Measuring hypoxia and predicting tumor radioresistance with nuclear medicine assays

Abstract

Tumor cells at low oxygen tension are relatively radioresistant. The hypoxic fraction of individual tumors before, during and after radiotherapy is likely to have prognostic value but its diagnosis still awaits an accurate and acceptable assay. The recent indications that hypoxia can also induce the expression of specific genes and promote a more aggressive tumor phenotype makes its diagnosis even more important. Over 15 years ago, misonidazole, an azomycin-based hypoxic cell radiosensitizer, was found to link covalently to cellular molecules at rates inversely proportional to intracellular oxygen concentration. The use of bioreducible markers to positively label zones of viable hypoxic cells within solid tumors and to predict for tumor radioresistance was proposed. Several hypoxic markers have now been identified and their selective binding within tumors has been measured by both invasive and non-invasive assays. Research from our laboratory has emphasized both mechanistic and preclinical studies associated with nuclear medicine procedures for measuring tumor hypoxia and predicting tumor radioresistance.

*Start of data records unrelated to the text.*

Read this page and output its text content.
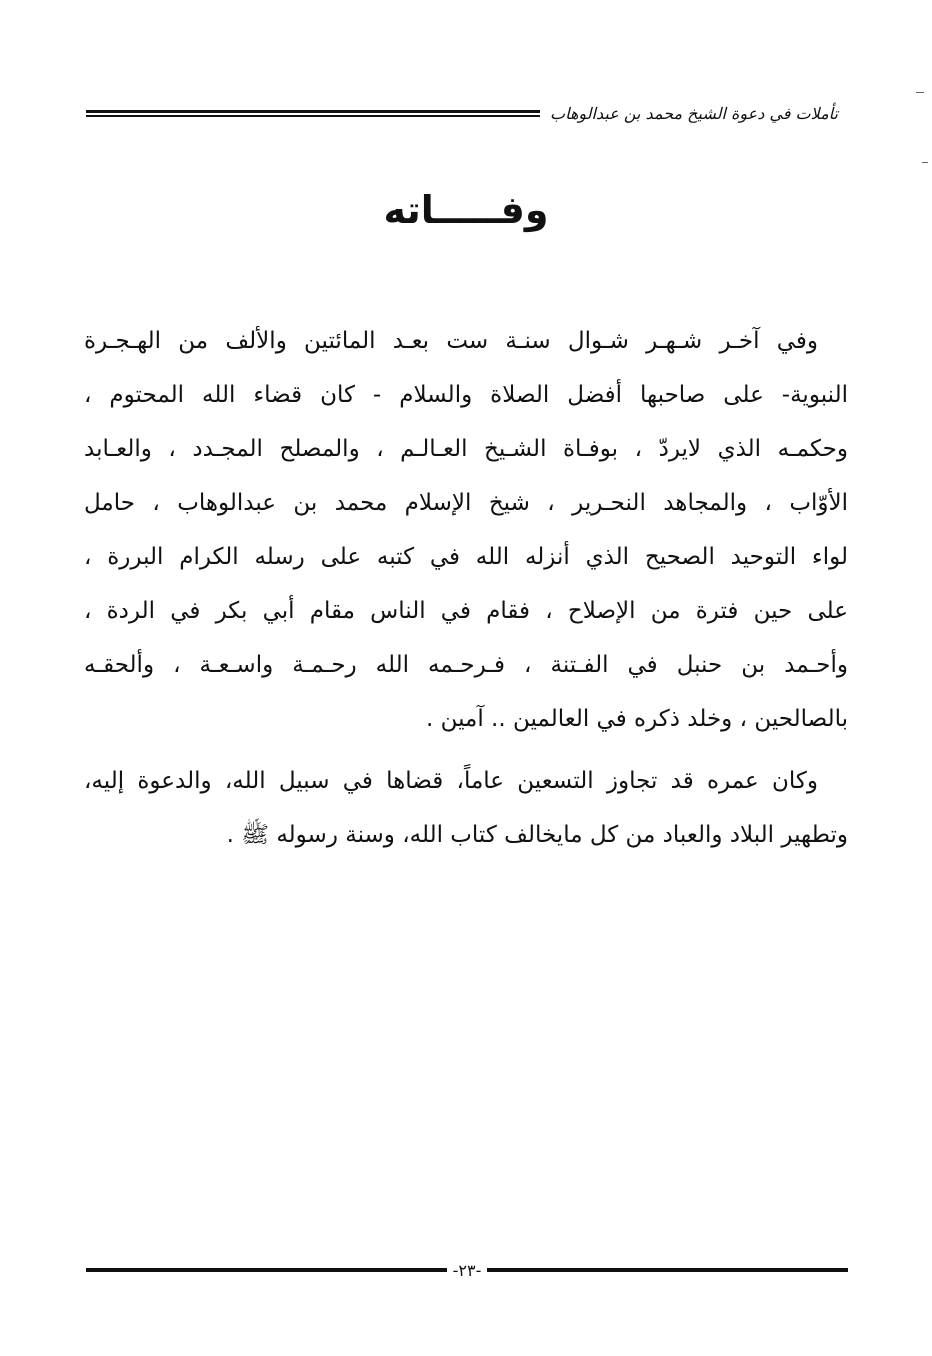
تأملات في دعوة الشيخ محمد بن عبدالوهاب
وفـــــاته
وفي آخـر شـهـر شـوال سنـة ست بعـد المائتين والألف من الهـجـرة
النبوية- على صاحبها أفضل الصلاة والسلام - كان قضاء الله المحتوم ،
وحكمـه الذي لايردّ ، بوفـاة الشـيخ العـالـم ، والمصلح المجـدد ، والعـابد
الأوّاب ، والمجاهد النحـرير ، شيخ الإسلام محمد بن عبدالوهاب ، حامل
لواء التوحيد الصحيح الذي أنزله الله في كتبه على رسله الكرام البررة ،
على حين فترة من الإصلاح ، فقام في الناس مقام أبي بكر في الردة ،
وأحـمد بن حنبل في الفـتنة ، فـرحـمه الله رحـمـة واسـعـة ، وألحقـه
بالصالحين ، وخلد ذكره في العالمين .. آمين .
وكان عمره قد تجاوز التسعين عاماً، قضاها في سبيل الله، والدعوة إليه،
وتطهير البلاد والعباد من كل مايخالف كتاب الله، وسنة رسوله ﷺ .
-٢٣-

This report updates radiation oncologists about the status of nuclear medicine hypoxic marker research and development as of mid-1997. While several potential imaging agents have been identified, their testing and validation in appropriate human tumors will require focused research efforts by individual academic departments and, possibly, by clinical trials performed through cooperative groups. Since the prediction of hypoxia in individual tumors could strongly impact radiotherapy treatment planning, the radiation oncology research community is best positioned to execute the validation studies associated with these markers.